Earlier, the government had also appointed a foreign law firm to take necessary steps for bringing the fugitive killers back from the USA and Canada but the “top assignment” has not succeeded yet.

In 2011, the government had appointed a Canadian law firm help the government bring back Noor.

Also, the government sent their photos and details to major airports abroad after the Interpol issued the arrest warrants.

Bangladesh made a global appeal to track down the killers at the 78th annual general meeting of Interpol in Singapore in October, 2009.

In August 2010, the then foreign minister Dipu Moni sent formal letters to certain countries, seeking cooperation for deporting the remaining killers as they were believed to be hiding there.

On October 5, 2011, she again wrote to the then Canadian foreign minister John Baird and US Secretary of State Hillary Clinton with request to handover Noor and Rashed to Bangladesh to face justice.

However, Canada declined to deport Noor, as the Canadian policy does not approve sending back a person where there is the provision of death sentence.

In response, the Bangladesh government argued that the fugitives on their return could appeal to the higher court against the conviction and seek review of the verdict from the Appellate Division. Thereafter, they could also appeal to the president for clemency.

So, it was not correct that they would face punishment soon as they were brought back, said the government.

Akramul Qader, the then Bangladesh ambassador to the US, on March 29, 2012 made a formal request to US congressman Peter King, also chairman of the US House Committee on Homeland Security, to send back Rashed.

Dipu Moni raised the issue of deporting Rashed during her bilateral meetings with Hillary Clinton in Washington DC on October 10, 2011 and again during an official meeting with the US secretary of state in Dhaka on May 5, 2012.
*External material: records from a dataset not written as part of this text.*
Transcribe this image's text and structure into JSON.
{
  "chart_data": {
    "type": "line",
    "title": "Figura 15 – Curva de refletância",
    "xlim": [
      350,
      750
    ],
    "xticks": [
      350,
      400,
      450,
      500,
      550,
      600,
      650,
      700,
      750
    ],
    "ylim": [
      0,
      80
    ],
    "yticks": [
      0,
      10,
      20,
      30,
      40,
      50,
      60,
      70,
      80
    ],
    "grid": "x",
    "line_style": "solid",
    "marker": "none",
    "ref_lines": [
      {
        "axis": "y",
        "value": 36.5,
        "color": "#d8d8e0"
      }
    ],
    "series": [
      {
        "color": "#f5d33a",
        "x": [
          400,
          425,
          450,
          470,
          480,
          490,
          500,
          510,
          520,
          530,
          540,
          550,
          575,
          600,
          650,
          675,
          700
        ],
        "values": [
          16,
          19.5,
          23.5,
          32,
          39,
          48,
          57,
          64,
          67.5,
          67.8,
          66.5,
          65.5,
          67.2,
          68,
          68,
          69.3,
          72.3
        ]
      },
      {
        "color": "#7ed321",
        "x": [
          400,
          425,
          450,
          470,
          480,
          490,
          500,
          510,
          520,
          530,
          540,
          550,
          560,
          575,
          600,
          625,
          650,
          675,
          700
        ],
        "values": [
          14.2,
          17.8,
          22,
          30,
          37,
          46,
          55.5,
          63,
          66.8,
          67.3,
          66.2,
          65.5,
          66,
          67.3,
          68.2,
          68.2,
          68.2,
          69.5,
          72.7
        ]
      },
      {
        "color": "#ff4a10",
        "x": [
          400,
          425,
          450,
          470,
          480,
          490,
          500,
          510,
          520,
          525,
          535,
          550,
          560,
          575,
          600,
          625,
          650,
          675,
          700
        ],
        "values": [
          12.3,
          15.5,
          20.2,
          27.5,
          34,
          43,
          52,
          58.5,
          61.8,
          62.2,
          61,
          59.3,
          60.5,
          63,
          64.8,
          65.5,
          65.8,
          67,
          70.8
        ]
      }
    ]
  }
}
The US government had deported another fugitive in the case, Mohiuddin Ahmed, on June 17, 2007, after a US court rejected his appeal for residency. Mohiuddin was hanged later.

Legal complexities have appeared to be major "roadblocks" in government's efforts to bring back Bangabandhu's fugitive killers keeping its top priority assignment fruitless for years, said officials at the ministries of foreign and home affairs.

The state minister for foreign affairs Md Shahriar Alam said the government is committed to the nation and respectful of the laws of the land.

In reply to a question about the delay in repatriating the killers, he said, “there are some complexities. That's where our challenge lies. We have taken the challenge and are working on that.”

In this regard, he said, naturally, the countries which oppose death penalty, do not hand over convicted killers.

The Bangabandhu murder trial commenced in Dhaka in 1997, 22 years after some disgruntled army men mowed down him and most of his family members at Dhanmondi in the capital.